Nintendo steadily worked their way into the video game realm, but things really changed in 1974, when the company bought the distribution rights for the Magnavox Odyssey video game console. In 1975, the company set about making their own video arcade games, with Genyo Takeda’s “EVR Race.” By 1977, the company was making its very own consoles, originally styled as five different kinds of the “Color TV-Game.” (The first Color-TV Game console is responsible for bringing six different takes on Pong to the world.)

These consoles were partially designed by Shigeru Miyamoto, who would go on to design Donkey Kong for the company in 1981, a game-changer through and through. Once Donkey Kong hit the market—allowing Nintendo to enjoy licensing their own products to other companies—Nintendo had established itself as a force to be reckoned with in the burgeoning video game sector.

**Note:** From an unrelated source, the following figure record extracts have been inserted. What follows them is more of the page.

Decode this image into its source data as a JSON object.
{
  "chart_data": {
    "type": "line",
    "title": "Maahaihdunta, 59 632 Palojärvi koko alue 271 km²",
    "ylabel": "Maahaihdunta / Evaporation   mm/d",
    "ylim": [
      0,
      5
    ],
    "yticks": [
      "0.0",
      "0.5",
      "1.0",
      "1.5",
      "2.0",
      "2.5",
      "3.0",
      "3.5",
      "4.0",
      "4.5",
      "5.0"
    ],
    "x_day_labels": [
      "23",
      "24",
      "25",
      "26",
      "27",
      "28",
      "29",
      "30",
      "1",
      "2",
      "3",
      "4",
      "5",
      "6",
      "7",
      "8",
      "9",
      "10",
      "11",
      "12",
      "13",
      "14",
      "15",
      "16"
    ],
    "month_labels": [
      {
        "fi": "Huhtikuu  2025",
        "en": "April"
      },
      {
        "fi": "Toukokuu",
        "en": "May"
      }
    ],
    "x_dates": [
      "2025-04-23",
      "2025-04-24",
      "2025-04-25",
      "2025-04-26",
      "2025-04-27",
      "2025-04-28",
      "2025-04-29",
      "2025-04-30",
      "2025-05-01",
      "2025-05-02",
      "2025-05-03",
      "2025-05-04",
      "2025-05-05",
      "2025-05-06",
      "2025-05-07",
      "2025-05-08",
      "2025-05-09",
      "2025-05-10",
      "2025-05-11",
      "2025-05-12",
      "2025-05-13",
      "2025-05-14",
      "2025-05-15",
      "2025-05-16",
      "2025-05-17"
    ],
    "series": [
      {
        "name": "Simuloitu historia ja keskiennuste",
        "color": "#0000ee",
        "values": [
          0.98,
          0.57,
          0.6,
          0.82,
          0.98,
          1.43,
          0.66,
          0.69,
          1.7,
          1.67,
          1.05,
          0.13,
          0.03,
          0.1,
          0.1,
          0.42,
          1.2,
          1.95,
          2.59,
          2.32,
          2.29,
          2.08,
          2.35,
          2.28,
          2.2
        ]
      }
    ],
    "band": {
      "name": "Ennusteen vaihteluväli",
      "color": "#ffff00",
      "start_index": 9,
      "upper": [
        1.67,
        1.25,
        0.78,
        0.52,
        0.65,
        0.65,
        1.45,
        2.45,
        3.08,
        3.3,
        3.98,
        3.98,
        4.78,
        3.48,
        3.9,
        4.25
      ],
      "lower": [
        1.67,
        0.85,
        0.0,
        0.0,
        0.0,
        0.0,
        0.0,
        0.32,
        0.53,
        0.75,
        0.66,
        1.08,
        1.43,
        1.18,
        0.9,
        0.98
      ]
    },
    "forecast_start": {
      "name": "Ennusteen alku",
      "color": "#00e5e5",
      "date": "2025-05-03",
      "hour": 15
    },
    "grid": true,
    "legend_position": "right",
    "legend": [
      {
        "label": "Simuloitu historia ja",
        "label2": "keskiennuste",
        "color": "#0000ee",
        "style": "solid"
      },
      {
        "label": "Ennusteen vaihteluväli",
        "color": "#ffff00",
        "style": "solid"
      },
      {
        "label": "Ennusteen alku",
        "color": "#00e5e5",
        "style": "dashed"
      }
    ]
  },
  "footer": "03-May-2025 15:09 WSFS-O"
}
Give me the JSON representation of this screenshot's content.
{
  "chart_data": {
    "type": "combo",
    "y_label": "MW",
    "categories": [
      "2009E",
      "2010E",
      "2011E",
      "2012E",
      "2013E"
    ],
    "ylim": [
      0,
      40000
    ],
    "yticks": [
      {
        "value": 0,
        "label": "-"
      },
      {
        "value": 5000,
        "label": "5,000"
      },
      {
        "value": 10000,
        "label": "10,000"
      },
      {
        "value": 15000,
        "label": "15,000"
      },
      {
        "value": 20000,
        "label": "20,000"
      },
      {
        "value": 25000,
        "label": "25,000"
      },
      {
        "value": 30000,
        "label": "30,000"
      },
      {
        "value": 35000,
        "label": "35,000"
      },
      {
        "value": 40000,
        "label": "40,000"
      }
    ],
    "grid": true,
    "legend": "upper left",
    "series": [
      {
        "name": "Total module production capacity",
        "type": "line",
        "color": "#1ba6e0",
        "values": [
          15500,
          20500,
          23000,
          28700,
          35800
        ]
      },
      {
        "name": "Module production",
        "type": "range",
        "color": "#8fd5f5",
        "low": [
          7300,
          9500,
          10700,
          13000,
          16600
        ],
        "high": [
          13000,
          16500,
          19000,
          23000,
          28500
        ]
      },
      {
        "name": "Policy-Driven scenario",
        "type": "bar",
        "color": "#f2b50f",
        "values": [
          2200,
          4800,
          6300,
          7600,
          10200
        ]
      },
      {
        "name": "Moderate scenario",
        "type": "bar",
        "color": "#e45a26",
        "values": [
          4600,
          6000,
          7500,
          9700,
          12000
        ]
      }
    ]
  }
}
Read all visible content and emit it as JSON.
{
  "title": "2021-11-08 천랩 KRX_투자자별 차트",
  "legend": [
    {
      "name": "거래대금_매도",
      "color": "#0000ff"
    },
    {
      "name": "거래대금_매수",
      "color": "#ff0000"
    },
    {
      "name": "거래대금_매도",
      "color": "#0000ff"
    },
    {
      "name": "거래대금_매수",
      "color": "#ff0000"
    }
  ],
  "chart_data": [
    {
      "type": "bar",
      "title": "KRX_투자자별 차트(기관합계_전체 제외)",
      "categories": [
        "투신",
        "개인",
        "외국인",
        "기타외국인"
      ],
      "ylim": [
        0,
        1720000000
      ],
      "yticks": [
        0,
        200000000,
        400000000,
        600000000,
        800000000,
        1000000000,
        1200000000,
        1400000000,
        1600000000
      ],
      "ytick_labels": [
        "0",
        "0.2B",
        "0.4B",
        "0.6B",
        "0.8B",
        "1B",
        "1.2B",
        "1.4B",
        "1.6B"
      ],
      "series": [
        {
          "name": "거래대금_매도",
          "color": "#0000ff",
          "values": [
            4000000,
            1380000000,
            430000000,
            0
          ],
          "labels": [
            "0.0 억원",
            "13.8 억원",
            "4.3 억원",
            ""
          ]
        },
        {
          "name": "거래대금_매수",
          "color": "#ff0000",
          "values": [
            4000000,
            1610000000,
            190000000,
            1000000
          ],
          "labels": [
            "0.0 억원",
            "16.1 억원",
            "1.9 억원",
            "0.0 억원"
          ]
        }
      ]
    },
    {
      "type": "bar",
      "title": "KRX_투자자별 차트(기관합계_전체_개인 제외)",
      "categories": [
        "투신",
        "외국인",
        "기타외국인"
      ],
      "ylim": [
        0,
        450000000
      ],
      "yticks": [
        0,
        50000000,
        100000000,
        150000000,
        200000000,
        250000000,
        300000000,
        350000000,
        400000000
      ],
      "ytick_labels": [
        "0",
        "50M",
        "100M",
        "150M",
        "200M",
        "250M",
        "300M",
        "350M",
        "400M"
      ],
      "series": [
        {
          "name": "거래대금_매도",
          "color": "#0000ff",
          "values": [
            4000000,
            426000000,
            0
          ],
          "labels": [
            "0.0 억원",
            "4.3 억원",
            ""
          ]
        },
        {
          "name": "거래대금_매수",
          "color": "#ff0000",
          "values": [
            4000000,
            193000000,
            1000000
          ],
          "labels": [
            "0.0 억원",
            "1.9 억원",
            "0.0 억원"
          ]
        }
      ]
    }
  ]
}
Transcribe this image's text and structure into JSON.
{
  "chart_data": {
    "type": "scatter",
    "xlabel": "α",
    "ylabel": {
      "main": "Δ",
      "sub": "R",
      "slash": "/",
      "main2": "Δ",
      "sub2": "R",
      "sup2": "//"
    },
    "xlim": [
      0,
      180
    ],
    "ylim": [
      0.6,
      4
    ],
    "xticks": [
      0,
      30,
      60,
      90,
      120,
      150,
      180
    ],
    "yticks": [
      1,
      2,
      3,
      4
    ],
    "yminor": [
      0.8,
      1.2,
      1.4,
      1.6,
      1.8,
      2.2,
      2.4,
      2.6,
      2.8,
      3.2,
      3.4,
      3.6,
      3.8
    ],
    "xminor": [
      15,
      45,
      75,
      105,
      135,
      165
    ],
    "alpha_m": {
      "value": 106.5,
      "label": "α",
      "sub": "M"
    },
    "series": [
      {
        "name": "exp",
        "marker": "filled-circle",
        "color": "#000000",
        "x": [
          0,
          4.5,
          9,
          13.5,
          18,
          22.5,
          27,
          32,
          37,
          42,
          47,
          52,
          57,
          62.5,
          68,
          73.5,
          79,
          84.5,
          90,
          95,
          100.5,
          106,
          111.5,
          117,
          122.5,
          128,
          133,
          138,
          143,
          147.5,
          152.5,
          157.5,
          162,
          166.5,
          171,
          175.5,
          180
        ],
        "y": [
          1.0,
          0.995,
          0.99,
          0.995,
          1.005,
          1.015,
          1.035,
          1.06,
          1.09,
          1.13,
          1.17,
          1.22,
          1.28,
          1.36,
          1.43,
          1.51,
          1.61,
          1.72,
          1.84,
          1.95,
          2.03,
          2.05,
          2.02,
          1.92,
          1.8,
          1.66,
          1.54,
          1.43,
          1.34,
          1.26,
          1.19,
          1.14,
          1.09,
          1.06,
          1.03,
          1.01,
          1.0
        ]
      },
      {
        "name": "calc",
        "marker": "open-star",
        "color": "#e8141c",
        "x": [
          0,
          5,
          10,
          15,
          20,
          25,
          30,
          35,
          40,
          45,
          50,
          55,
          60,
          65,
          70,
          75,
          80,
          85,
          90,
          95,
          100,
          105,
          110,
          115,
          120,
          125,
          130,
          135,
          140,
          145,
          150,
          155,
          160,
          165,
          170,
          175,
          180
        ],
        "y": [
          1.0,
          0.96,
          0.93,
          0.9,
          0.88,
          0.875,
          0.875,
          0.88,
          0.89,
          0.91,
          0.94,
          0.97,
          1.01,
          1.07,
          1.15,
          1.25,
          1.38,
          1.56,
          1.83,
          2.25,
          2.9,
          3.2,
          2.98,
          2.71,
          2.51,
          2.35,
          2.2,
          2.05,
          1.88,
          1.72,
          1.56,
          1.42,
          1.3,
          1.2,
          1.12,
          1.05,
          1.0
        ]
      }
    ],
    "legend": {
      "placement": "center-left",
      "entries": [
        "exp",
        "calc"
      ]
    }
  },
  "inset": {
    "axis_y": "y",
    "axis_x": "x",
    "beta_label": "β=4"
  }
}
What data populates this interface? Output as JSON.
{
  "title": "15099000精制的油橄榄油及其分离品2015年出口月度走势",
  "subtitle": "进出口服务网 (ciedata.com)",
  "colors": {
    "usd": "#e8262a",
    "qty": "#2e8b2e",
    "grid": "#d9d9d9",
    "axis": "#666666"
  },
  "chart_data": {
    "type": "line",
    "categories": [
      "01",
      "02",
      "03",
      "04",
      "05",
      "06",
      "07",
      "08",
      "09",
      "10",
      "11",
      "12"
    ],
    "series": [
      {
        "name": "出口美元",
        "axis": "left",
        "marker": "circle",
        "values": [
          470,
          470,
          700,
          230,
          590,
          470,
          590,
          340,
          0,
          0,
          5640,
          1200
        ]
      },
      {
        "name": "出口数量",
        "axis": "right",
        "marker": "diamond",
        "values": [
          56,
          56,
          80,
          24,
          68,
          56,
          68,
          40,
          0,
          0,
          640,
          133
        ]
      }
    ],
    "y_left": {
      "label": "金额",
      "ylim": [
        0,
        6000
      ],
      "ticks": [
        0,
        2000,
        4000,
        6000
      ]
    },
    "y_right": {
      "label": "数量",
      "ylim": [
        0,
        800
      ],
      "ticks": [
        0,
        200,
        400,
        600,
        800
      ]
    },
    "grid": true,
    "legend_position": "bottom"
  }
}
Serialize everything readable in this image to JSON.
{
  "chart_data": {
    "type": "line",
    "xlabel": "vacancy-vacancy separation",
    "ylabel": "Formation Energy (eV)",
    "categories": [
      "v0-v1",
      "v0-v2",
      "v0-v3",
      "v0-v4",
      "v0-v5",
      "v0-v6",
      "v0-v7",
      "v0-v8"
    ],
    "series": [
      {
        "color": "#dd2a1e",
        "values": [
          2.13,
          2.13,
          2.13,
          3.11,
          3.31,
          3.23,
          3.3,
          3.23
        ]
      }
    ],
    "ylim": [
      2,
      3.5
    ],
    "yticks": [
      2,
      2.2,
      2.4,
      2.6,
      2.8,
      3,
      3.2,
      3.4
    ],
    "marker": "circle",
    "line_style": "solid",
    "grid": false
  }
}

Once Nintendo’s dominance in the industry was recognized, the company began churning out inspiring new creations, from the handheld “Game & Watch” game series, to the “Family Computer” for home gaming (eventually launched as the NES outside of Japan), to the smash-hit that was the Game Boy (invented in 1989). The company’s success continued in the late eighties, thanks to the release of the Super Nintendo (SNES), which also helped kick off the infamous battle with rival Sega.

In 1994, Nintendo celebrated the sale of one billion game cartridges (a tenth of them attributed to Mario games alone). A series of missteps marred the rest of the ’90s, including the disappointing Virtual Boy in 1995, but the company quickly rebounded with the Nintendo 64, the Game Boy Pocket, and the Game Boy Color.

The aughts proved to be similarly fraught for the company with the disappointment of machines like GameCube and Game Boy Micro. This was briefly tempered by the success of the Nintendo DS and the New Super Mario Bros. game in 2006.

If there’s one thing that’s really changed things for the company, though, it’s the Wii, first introduced in 2006. The motion-controlled system has proven to be especially successful for Nintendo.

Next up for the company? A heavier reliance on glasses-free 3D displays, an interest in video compression, and games that fold in advanced face and voice recognition.